Typical halogens are fluorine, chlorine, bromine and iodine. Chlorine is the most common in PVC, fluorine is present in fluoro-polymers and bromine appears in flame retardants. All of them produce highly toxic fumes and thick smoke if exposed to a naked flame; another reason why operators may have tended to rate this area of performance above other fire hazard properties.
While fire performance is of prime concern, it is worth noting that specifying cable protection based on one property alone can be a costly mistake and the full range of environmental factors should be considered. These can include exposure to extremes of temperature, UV radiation, harsh chemicals, compression strength, abrasion resistance and the likelihood of water or dust ingress.

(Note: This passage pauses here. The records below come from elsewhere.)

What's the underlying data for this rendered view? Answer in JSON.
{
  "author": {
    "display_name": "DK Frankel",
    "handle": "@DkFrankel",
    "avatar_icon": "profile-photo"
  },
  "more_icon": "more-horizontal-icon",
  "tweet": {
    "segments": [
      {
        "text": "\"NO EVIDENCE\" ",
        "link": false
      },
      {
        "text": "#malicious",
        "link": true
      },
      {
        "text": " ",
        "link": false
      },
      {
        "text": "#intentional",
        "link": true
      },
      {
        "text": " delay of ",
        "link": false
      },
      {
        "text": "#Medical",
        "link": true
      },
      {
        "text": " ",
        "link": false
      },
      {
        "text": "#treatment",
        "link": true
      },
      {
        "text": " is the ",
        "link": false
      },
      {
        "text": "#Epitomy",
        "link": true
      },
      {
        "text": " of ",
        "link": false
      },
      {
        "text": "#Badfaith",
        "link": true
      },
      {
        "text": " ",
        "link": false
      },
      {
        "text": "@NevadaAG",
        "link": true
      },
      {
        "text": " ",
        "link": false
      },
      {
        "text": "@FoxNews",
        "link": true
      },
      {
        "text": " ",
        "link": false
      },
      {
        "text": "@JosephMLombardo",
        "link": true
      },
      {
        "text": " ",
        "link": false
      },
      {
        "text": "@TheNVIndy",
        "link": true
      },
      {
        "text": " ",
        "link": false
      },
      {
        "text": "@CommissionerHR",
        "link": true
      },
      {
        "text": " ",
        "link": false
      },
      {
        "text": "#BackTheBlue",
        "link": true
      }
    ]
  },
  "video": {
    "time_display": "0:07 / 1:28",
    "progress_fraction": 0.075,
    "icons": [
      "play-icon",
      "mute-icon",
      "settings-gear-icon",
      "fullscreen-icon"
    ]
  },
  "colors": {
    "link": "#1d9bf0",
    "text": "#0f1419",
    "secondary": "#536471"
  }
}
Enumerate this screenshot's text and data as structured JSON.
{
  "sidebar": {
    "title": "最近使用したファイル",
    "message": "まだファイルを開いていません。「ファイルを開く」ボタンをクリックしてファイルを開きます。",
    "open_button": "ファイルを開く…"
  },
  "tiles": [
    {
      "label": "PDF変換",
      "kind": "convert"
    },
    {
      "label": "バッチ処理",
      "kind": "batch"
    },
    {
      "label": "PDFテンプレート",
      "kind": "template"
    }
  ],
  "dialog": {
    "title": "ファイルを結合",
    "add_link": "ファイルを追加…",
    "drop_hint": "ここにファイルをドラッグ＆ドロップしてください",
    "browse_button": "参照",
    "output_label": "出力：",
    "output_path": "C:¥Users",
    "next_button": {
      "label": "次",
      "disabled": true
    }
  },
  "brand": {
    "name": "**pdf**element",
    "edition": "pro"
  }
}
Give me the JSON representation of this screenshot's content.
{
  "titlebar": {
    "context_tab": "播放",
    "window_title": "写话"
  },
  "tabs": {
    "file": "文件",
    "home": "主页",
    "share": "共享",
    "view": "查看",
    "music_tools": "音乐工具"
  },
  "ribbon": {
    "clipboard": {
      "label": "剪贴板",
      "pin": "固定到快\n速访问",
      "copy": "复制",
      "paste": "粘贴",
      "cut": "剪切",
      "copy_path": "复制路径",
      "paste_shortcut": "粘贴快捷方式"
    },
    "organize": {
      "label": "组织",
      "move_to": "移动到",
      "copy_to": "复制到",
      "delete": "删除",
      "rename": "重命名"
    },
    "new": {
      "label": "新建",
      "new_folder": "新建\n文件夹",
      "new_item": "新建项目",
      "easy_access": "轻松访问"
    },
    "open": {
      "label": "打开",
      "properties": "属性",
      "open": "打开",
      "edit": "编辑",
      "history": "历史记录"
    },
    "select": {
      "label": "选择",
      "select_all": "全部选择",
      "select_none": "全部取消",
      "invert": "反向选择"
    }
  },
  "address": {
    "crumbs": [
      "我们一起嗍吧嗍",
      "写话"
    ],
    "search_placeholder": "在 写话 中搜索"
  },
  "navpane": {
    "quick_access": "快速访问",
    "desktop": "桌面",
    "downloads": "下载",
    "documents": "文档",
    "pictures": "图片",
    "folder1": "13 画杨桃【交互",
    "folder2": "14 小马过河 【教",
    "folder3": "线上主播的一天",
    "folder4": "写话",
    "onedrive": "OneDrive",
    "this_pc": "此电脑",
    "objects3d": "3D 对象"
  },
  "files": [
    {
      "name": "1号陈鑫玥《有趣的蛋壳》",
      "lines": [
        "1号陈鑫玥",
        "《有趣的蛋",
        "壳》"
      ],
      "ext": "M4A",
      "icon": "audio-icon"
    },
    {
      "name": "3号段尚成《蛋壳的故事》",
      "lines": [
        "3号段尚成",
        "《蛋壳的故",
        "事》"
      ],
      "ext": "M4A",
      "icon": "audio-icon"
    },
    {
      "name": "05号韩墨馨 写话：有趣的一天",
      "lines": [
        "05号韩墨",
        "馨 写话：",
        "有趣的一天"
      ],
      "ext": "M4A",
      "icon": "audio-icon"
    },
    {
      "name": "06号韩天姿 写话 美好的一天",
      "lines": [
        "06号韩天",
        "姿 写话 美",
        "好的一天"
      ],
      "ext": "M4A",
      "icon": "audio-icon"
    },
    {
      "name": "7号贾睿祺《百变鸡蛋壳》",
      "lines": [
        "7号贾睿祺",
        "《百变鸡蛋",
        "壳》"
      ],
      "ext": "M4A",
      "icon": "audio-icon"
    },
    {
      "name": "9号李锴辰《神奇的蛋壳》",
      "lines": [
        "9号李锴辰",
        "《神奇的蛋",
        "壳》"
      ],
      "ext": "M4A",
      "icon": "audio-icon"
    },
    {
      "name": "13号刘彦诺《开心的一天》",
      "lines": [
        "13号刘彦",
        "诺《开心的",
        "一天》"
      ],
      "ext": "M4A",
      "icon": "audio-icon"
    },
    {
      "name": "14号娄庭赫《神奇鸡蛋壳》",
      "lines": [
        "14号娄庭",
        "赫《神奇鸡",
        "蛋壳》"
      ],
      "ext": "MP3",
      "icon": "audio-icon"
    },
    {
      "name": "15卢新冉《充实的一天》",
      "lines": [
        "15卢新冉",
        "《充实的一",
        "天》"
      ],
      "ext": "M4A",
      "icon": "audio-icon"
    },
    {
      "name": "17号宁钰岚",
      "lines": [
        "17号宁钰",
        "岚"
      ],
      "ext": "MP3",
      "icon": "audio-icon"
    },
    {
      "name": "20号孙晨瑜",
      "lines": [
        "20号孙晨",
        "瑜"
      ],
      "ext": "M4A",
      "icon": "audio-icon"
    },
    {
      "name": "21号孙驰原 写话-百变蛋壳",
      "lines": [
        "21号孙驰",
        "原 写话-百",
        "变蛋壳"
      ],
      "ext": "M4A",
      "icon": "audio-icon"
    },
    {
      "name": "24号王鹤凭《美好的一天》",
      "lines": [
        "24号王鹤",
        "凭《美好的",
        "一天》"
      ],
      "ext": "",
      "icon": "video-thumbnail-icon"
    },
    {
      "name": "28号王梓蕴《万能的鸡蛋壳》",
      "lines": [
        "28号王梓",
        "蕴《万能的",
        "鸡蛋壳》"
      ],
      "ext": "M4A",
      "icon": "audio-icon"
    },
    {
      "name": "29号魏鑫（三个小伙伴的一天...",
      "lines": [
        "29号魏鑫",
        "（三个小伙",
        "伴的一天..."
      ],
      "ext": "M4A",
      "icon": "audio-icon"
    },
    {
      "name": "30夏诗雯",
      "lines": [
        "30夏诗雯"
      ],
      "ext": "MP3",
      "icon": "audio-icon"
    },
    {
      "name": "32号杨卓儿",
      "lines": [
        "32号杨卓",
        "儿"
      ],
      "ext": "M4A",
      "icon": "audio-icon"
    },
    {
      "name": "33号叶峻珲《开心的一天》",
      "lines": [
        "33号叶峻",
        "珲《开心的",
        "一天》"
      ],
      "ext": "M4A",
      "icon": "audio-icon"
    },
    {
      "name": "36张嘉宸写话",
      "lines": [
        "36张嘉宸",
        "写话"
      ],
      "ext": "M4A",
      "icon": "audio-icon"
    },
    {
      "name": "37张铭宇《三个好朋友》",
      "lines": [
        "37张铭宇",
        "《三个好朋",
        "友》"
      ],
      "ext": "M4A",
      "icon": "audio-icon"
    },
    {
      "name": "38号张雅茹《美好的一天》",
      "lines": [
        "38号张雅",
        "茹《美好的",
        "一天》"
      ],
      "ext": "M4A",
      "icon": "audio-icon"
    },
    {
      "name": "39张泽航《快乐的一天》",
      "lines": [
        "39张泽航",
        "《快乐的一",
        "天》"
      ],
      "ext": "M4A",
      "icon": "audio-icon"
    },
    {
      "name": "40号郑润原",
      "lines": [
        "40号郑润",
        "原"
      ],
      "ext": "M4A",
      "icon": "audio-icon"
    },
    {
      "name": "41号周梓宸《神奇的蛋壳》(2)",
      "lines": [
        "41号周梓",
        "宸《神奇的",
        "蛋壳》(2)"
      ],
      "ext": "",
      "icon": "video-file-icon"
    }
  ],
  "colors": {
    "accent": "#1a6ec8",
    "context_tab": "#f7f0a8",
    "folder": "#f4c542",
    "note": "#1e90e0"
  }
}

While many products may look the same, performance properties can vary greatly so customers should always check suitability and compatibility for their application and consider the installation as a complete end-to-end system.
Polypropylene, NFR (Non-flame retardant) is a commonly used material for data center cable protection as it is halogen, sulfur and phosphorous free, so will not aid acid formation, but is highly flammable, and flame propagating.
In contrast, PA6 (nylon) is self-extinguishing, halogen, sulfur and phosphorous free.
The specifier should look for independent test results to back up the supplier’s claims rather than relying on un-substantiated jargon.
For existing installations, data center operators may require new conduit systems to be retrofitted to ensure low fire performance properties are met.
Retrofitting cable protection has, traditionally, been a complex task, with the installer required to pull existing cabling through the open end of a conduit system.
Conduit system manufacturers are therefore developing enhanced retrofit options to make it easier and quicker to install cable protection.
Bespoke-designed cable protection
For more complex application requirements, customers should speak to their supplier to discuss bespoke options.
These could include conduit supplied in non-standard or pre-cut lengths, in larger or smaller diameters or with different thread termination or fitting options. 45- and 90-degree elbows can also be used to help maintain bend radius.
Additionally, more complex requirements, such as altering performance characteristics to meet a certain temperature requirement, compression strength or abrasion resistance or to achieve a greater fatigue life may also be considered.
With so many areas to consider when assessing fire performance, it is important to work with a competent manufacturer or specifier. Specifying based on price alone, or by using standards that do not take all aspects of fire performance into account, could leave vital infrastructure vulnerable to failure.
Operators should expect their chosen supplier to be able to provide detailed evidence of the material properties, and the tests that they have conducted to ensure that all four criteria are met and that critical performance factors are maintained.